Secondly, this huge population size means that jobs are not at all easy to come by (and I thought I was having a hard time in Perth!). This is where what I like to call ‘random job creation’ comes into play. Basically, this involves menial, unnecessary tasks being invented for the sole purpose of generating some form of (measly) income for the masses. The first one that springs to my mind is the ever-ready, ever-orange-jacketed tukang parkir (parking attendant). S/he (I’ve never seen a female tukang parkir before but am told they do exist) will hand you a paper ticket when you park your motorbike/car in front of a shop, warung etc, and upon your return you are expected to pay Rp. 500-1000 (around 15 cents) for the privilege of parking on the edge of the road or pavement (and not having your bike stolen!). If you are lucky you will be directed into the oncoming traffic with the aid of a lot of whistle-blowing and complex hand actions.
The next category of ‘random job creation’ can be witnessed at the shops/supermarket. You know how in Australia, when buying groceries for example…packaging, payment and weighing is usually done through the one person? Well not so here. Those 3 tasks can be divided amongst at least 10 people. This is where the infamous pakai nota (literally means ‘using a note’) comes into play! I.e. being given a small written bill from the salesperson responsible for the section you’re in, which you must then take to a centralised cashier for payment.
By way of example, I went to buy a hole-punch yesterday. Upon locating the hole-punch, I took it to the cashier where I thought I could purchase it. Not so. I’d temporarily forgotten how the system ‘works’ here!!! Aduh! First I was directed downstairs to the pakai nota counter. This is where ‘the writing on a note-sized piece of paper of the item/s purchased’ took place; upon which the item was removed from my grasp and momentarily disappeared. I then took my little piece of paper to another counter where I was expected to pay for the item. After that I was pointed in the direction of yet another counter, at which point I was finally able to collect my newly purchased hole-punch.
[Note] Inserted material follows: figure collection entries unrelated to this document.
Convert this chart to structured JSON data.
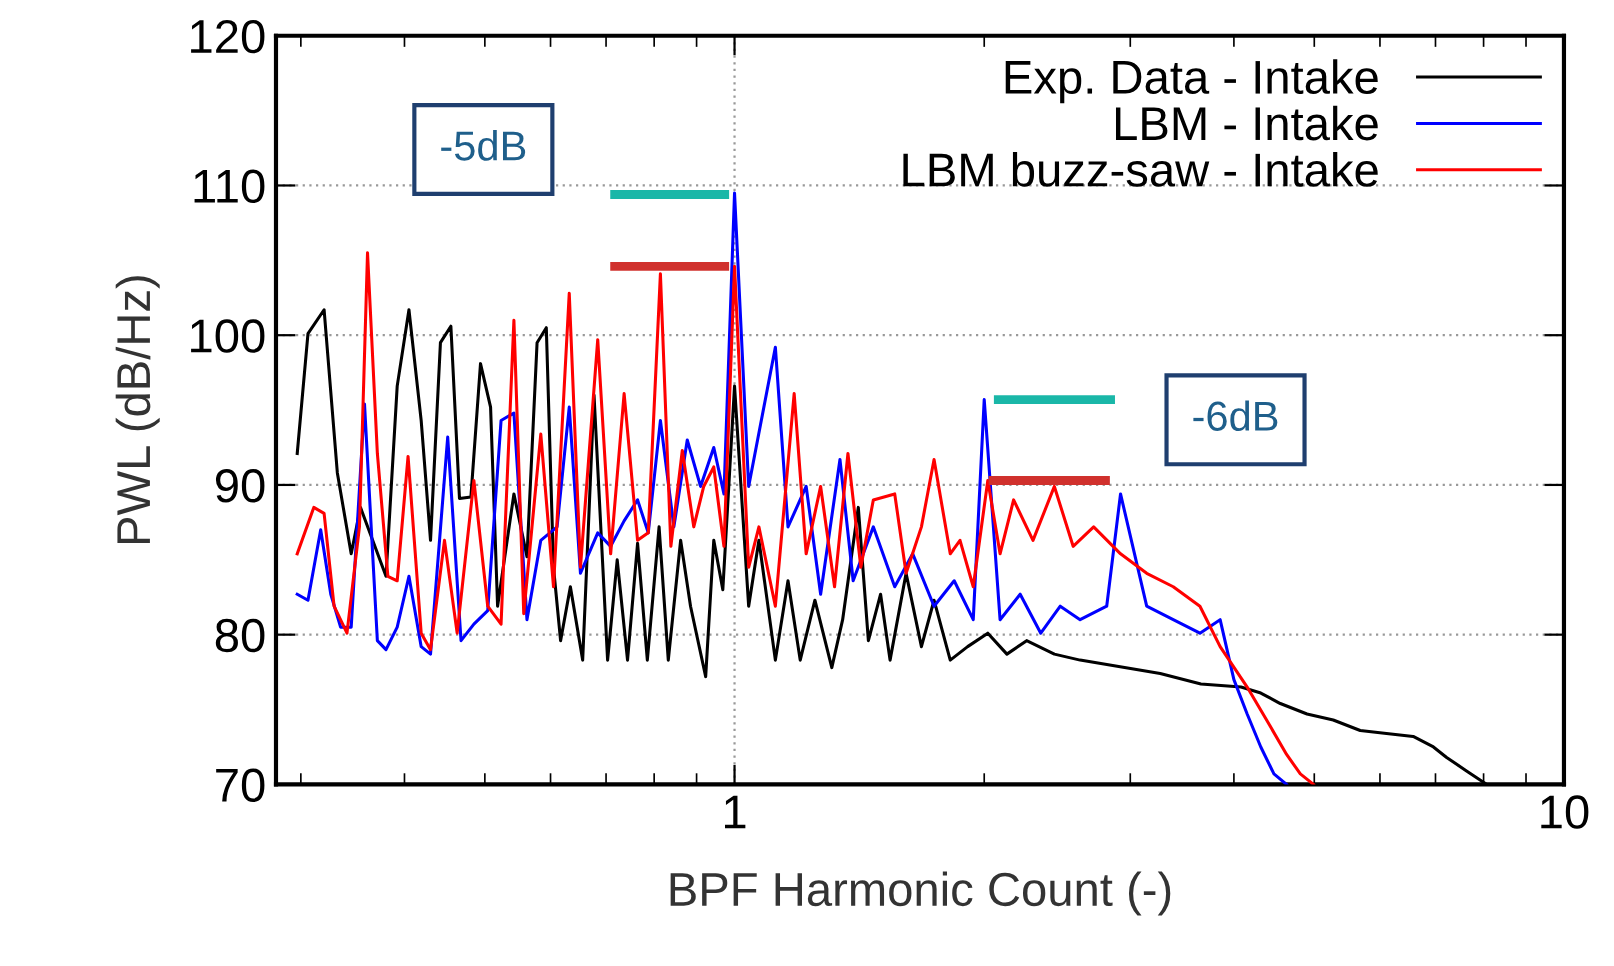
{
  "chart_data": {
    "type": "line",
    "xlabel": "BPF Harmonic Count (-)",
    "ylabel": "PWL (dB/Hz)",
    "log": "x",
    "xlim": [
      0.28,
      10
    ],
    "xticks": [
      1,
      10
    ],
    "ylim": [
      70,
      120
    ],
    "yticks": [
      70,
      80,
      90,
      100,
      110,
      120
    ],
    "grid": true,
    "legend": "top right",
    "line_style": "solid",
    "marker": "none",
    "series": [
      {
        "name": "Exp. Data - Intake",
        "color": "#000000",
        "x": [
          0.297,
          0.306,
          0.32,
          0.332,
          0.345,
          0.354,
          0.38,
          0.392,
          0.405,
          0.419,
          0.43,
          0.442,
          0.455,
          0.466,
          0.481,
          0.494,
          0.508,
          0.518,
          0.542,
          0.562,
          0.578,
          0.593,
          0.605,
          0.617,
          0.634,
          0.656,
          0.677,
          0.703,
          0.722,
          0.743,
          0.764,
          0.785,
          0.811,
          0.832,
          0.861,
          0.885,
          0.923,
          0.944,
          0.968,
          1.0,
          1.04,
          1.07,
          1.12,
          1.16,
          1.2,
          1.25,
          1.31,
          1.35,
          1.41,
          1.45,
          1.5,
          1.54,
          1.61,
          1.68,
          1.74,
          1.82,
          1.91,
          2.02,
          2.13,
          2.25,
          2.43,
          2.61,
          3.26,
          3.65,
          4.08,
          4.31,
          4.55,
          4.9,
          5.27,
          5.68,
          6.11,
          6.58,
          6.96,
          7.22,
          7.63,
          8.07
        ],
        "values": [
          92.1,
          100.1,
          101.7,
          90.8,
          85.4,
          88.5,
          83.9,
          96.6,
          101.7,
          94.3,
          86.3,
          99.5,
          100.6,
          89.1,
          89.2,
          98.1,
          95.2,
          81.9,
          89.4,
          85.2,
          99.5,
          100.5,
          84.5,
          79.6,
          83.2,
          78.3,
          96.0,
          78.3,
          85.0,
          78.3,
          86.1,
          78.3,
          87.2,
          78.3,
          86.3,
          81.9,
          77.2,
          86.3,
          83.0,
          96.6,
          81.9,
          86.3,
          78.3,
          83.6,
          78.3,
          82.3,
          77.8,
          81.0,
          88.5,
          79.6,
          82.7,
          78.3,
          84.1,
          79.2,
          82.3,
          78.3,
          79.2,
          80.1,
          78.7,
          79.6,
          78.7,
          78.3,
          77.4,
          76.7,
          76.5,
          76.1,
          75.4,
          74.7,
          74.3,
          73.6,
          73.4,
          73.2,
          72.5,
          71.8,
          70.9,
          70.0
        ]
      },
      {
        "name": "LBM - Intake",
        "color": "#0000ff",
        "x": [
          0.297,
          0.306,
          0.317,
          0.326,
          0.335,
          0.345,
          0.358,
          0.371,
          0.38,
          0.392,
          0.405,
          0.419,
          0.43,
          0.451,
          0.468,
          0.485,
          0.504,
          0.523,
          0.542,
          0.562,
          0.584,
          0.611,
          0.632,
          0.652,
          0.684,
          0.709,
          0.736,
          0.764,
          0.787,
          0.814,
          0.845,
          0.877,
          0.91,
          0.944,
          0.971,
          1.0,
          1.04,
          1.12,
          1.16,
          1.22,
          1.27,
          1.34,
          1.39,
          1.47,
          1.56,
          1.64,
          1.74,
          1.84,
          1.94,
          2.0,
          2.09,
          2.21,
          2.34,
          2.47,
          2.61,
          2.81,
          2.92,
          3.14,
          3.38,
          3.64,
          3.85,
          4.0,
          4.15,
          4.31,
          4.47,
          4.63
        ],
        "values": [
          82.7,
          82.3,
          87.0,
          82.7,
          80.5,
          80.5,
          95.4,
          79.6,
          79.0,
          80.5,
          83.9,
          79.2,
          78.7,
          93.2,
          79.6,
          80.7,
          81.6,
          94.3,
          94.8,
          81.0,
          86.3,
          87.2,
          95.2,
          84.1,
          86.8,
          85.9,
          87.6,
          89.0,
          86.8,
          94.3,
          87.2,
          93.0,
          89.9,
          92.5,
          89.4,
          109.5,
          89.9,
          99.2,
          87.2,
          89.9,
          82.7,
          91.7,
          83.6,
          87.2,
          83.2,
          85.4,
          81.9,
          83.6,
          81.0,
          95.7,
          81.0,
          82.7,
          80.1,
          81.9,
          81.0,
          81.9,
          89.4,
          81.9,
          81.0,
          80.1,
          81.0,
          77.0,
          74.7,
          72.5,
          70.7,
          70.0
        ]
      },
      {
        "name": "LBM buzz-saw - Intake",
        "color": "#ff0000",
        "x": [
          0.297,
          0.311,
          0.32,
          0.329,
          0.341,
          0.353,
          0.361,
          0.371,
          0.382,
          0.392,
          0.404,
          0.419,
          0.43,
          0.447,
          0.463,
          0.485,
          0.504,
          0.523,
          0.542,
          0.557,
          0.584,
          0.605,
          0.632,
          0.652,
          0.684,
          0.709,
          0.736,
          0.764,
          0.787,
          0.814,
          0.838,
          0.865,
          0.893,
          0.918,
          0.944,
          0.971,
          1.0,
          1.04,
          1.07,
          1.12,
          1.18,
          1.22,
          1.27,
          1.32,
          1.37,
          1.42,
          1.47,
          1.56,
          1.61,
          1.68,
          1.74,
          1.82,
          1.87,
          1.94,
          2.02,
          2.09,
          2.17,
          2.29,
          2.43,
          2.56,
          2.71,
          2.92,
          3.14,
          3.38,
          3.64,
          3.85,
          4.15,
          4.38,
          4.63,
          4.81,
          4.99
        ],
        "values": [
          85.4,
          88.5,
          88.1,
          81.9,
          80.1,
          87.2,
          105.5,
          92.1,
          83.9,
          83.6,
          91.9,
          80.1,
          79.0,
          86.3,
          80.1,
          90.3,
          81.9,
          80.7,
          101.0,
          81.4,
          93.4,
          83.2,
          102.8,
          84.5,
          99.7,
          85.4,
          96.1,
          86.3,
          86.8,
          104.1,
          85.9,
          92.3,
          87.2,
          89.9,
          91.2,
          85.9,
          104.6,
          84.5,
          87.2,
          81.9,
          96.1,
          85.4,
          89.9,
          83.2,
          92.1,
          84.5,
          89.0,
          89.4,
          84.1,
          87.2,
          91.7,
          85.4,
          86.3,
          83.2,
          90.3,
          85.4,
          89.0,
          86.3,
          89.9,
          85.9,
          87.2,
          85.4,
          84.1,
          83.2,
          81.9,
          79.2,
          76.5,
          74.3,
          72.0,
          70.7,
          70.0
        ]
      },
      {
        "color": "#1ab7a8",
        "x": [
          0.717,
          0.973
        ],
        "values": [
          109.4,
          109.4
        ]
      },
      {
        "color": "#d0312d",
        "x": [
          0.717,
          0.973
        ],
        "values": [
          104.6,
          104.6
        ]
      },
      {
        "color": "#1ab7a8",
        "x": [
          2.08,
          2.84
        ],
        "values": [
          95.7,
          95.7
        ]
      },
      {
        "color": "#d0312d",
        "x": [
          2.05,
          2.8
        ],
        "values": [
          90.3,
          90.3
        ]
      }
    ],
    "annotations": [
      "-5dB",
      "-6dB"
    ]
  }
}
Sometimes there is even an additional step added here (my personal favourite actually), which involves the item being lowered down by bucket from the second level…even if you initially found it on the first level. But hang on…think it’s over yet?? Ha! Just when you think you’ve made it home-free, you are accosted by ‘The Stapler’ – this is the person assigned to staple the top of your plastic shopping bag together (in case your purchased item tries to make a run for it?!) Finally, you are homebound. “Job creation – turning one job into 10.” I’m exhausted just writing about it!